Conducted this year by former deputy ACCC commissioner Delia Rickard, the independent review examined whether legislation needs revising due to new forms of online abuse and emerging technologies such as generative artificial intelligence.

Delia Rickard (ACCC)

As Rickard notes in the report’s introductory remarks: “Australia’s online safety laws were world-leading when introduced in 2015 … However, since the laws were first introduced, and even since they were updated with the introduction of the Act in 2021, we have been overtaken.”

Calling for the Act to uphold an “overarching duty of care and a due diligence approach” that would require all platforms “to take reasonable steps to prevent foreseeable harms”, Rickard recommends that the core enduring harms to be covered by the legislation are those that relate to:

  • young people
  • people’s mental and physical wellbeing
  • instruction or promotion of harmful practices
  • threats to national security and social cohesion
  • other illegal content, conduct and activity.

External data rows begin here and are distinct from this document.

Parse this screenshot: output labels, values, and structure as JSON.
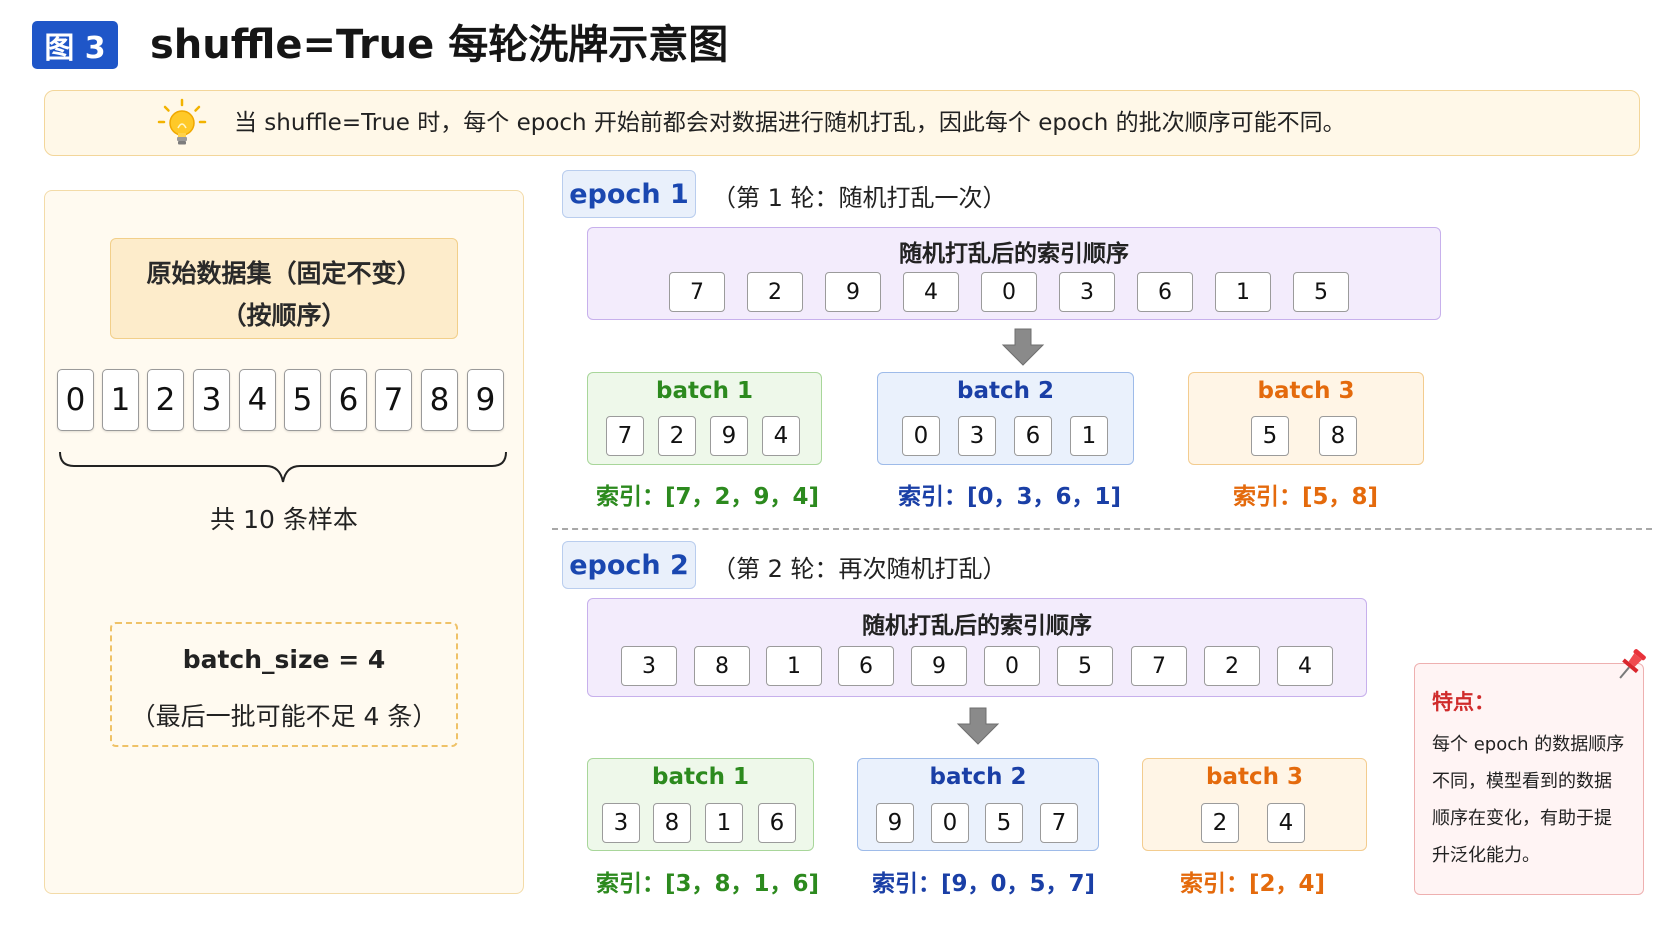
{
  "header": {
    "badge": "图 3",
    "title": "shuffle=True 每轮洗牌示意图"
  },
  "note": {
    "icon": "lightbulb-icon",
    "text": "当 shuffle=True 时，每个 epoch 开始前都会对数据进行随机打乱，因此每个 epoch 的批次顺序可能不同。"
  },
  "left": {
    "dataset_title_line1": "原始数据集（固定不变）",
    "dataset_title_line2": "（按顺序）",
    "cells": [
      "0",
      "1",
      "2",
      "3",
      "4",
      "5",
      "6",
      "7",
      "8",
      "9"
    ],
    "total": "共 10 条样本",
    "batch_size": "batch_size = 4",
    "batch_size_note": "（最后一批可能不足 4 条）"
  },
  "epochs": [
    {
      "label": "epoch 1",
      "desc": "（第 1 轮：随机打乱一次）",
      "shuffle_title": "随机打乱后的索引顺序",
      "order": [
        "7",
        "2",
        "9",
        "4",
        "0",
        "3",
        "6",
        "1",
        "5"
      ],
      "batches": [
        {
          "title": "batch 1",
          "cells": [
            "7",
            "2",
            "9",
            "4"
          ],
          "index": "索引：[7，2，9，4]"
        },
        {
          "title": "batch 2",
          "cells": [
            "0",
            "3",
            "6",
            "1"
          ],
          "index": "索引：[0，3，6，1]"
        },
        {
          "title": "batch 3",
          "cells": [
            "5",
            "8"
          ],
          "index": "索引：[5，8]"
        }
      ]
    },
    {
      "label": "epoch 2",
      "desc": "（第 2 轮：再次随机打乱）",
      "shuffle_title": "随机打乱后的索引顺序",
      "order": [
        "3",
        "8",
        "1",
        "6",
        "9",
        "0",
        "5",
        "7",
        "2",
        "4"
      ],
      "batches": [
        {
          "title": "batch 1",
          "cells": [
            "3",
            "8",
            "1",
            "6"
          ],
          "index": "索引：[3，8，1，6]"
        },
        {
          "title": "batch 2",
          "cells": [
            "9",
            "0",
            "5",
            "7"
          ],
          "index": "索引：[9，0，5，7]"
        },
        {
          "title": "batch 3",
          "cells": [
            "2",
            "4"
          ],
          "index": "索引：[2，4]"
        }
      ]
    }
  ],
  "feature": {
    "icon": "pushpin-icon",
    "title": "特点：",
    "lines": [
      "每个 epoch 的数据顺序",
      "不同，模型看到的数据",
      "顺序在变化，有助于提",
      "升泛化能力。"
    ]
  },
  "colors": {
    "badge": "#1f56c8",
    "epoch_text": "#1a47b0",
    "batch1": "#2c8a1e",
    "batch2": "#1a3fa6",
    "batch3": "#e46a0c",
    "feature_title": "#d02b2b"
  }
}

The report also recommends a requirement that online services apply safety-by-design principles to the development of all new platforms and to any significant changes to existing ones. “While some online services do more to help with user safety than others, initiatives often come way too late, don’t go far enough and occur only in response to huge amounts of public pressure,” says Rickard.

In order to future-proof the revised legislation the requirements would apply to all new technologies such as the metaverse and GenAI, as well as services yet to be imagined. “We are committed to strengthening our online safety laws to protect Australians – particularly young Australians,” Minister for Communications Michelle Rowland said in a statement accompanying the report’s release.

Rickard recommends that legislation dealing with cyberbullying of children, adult cyber abuse and image-based abuse is bolstered and made more consistent and that platforms have systems in place to remove online hate targeted at individuals and groups with defined protected characteristics.

Rickard also recommends that takedown schemes are retained in the new Act – a takedown scheme refers to a process where the eSafety Commissioner can order online platforms to remove harmful content if the operators fail to take action themselves. “I have heard too many heartbreaking stories of suicides and real fear resulting from online harms to think we are at the point where quick takedown schemes are no longer needed, though hopefully that time will come,” says Rickard.

Noting that Australia has fallen behind other jurisdictions when it comes to penalties, Rickard recommends a maximum penalty of the greater of 5% of a company’s global turnover or $50 million. The government has yet to support the increase in penalties which, if implemented, could see big tech pay billions of dollars in fines.

“The approach I’ve taken has been two-fold,” says Rickard. “First, to try and get services to fix problems through, for example, persuasion, remedial directions or enforceable undertakings. But, if that doesn’t lead to positive change, then eSafety should not hesitate to litigate.”

The report also recommends a standalone e-safety commission that is adequately funded to have the staff and technology needed by an agency “with the breadth of responsibilities being recommended”.

Rickard concludes her introductory remarks saying: “My great hope is that the recommendations made in this report lead to a safer, less toxic environment online for all and a more cohesive society.”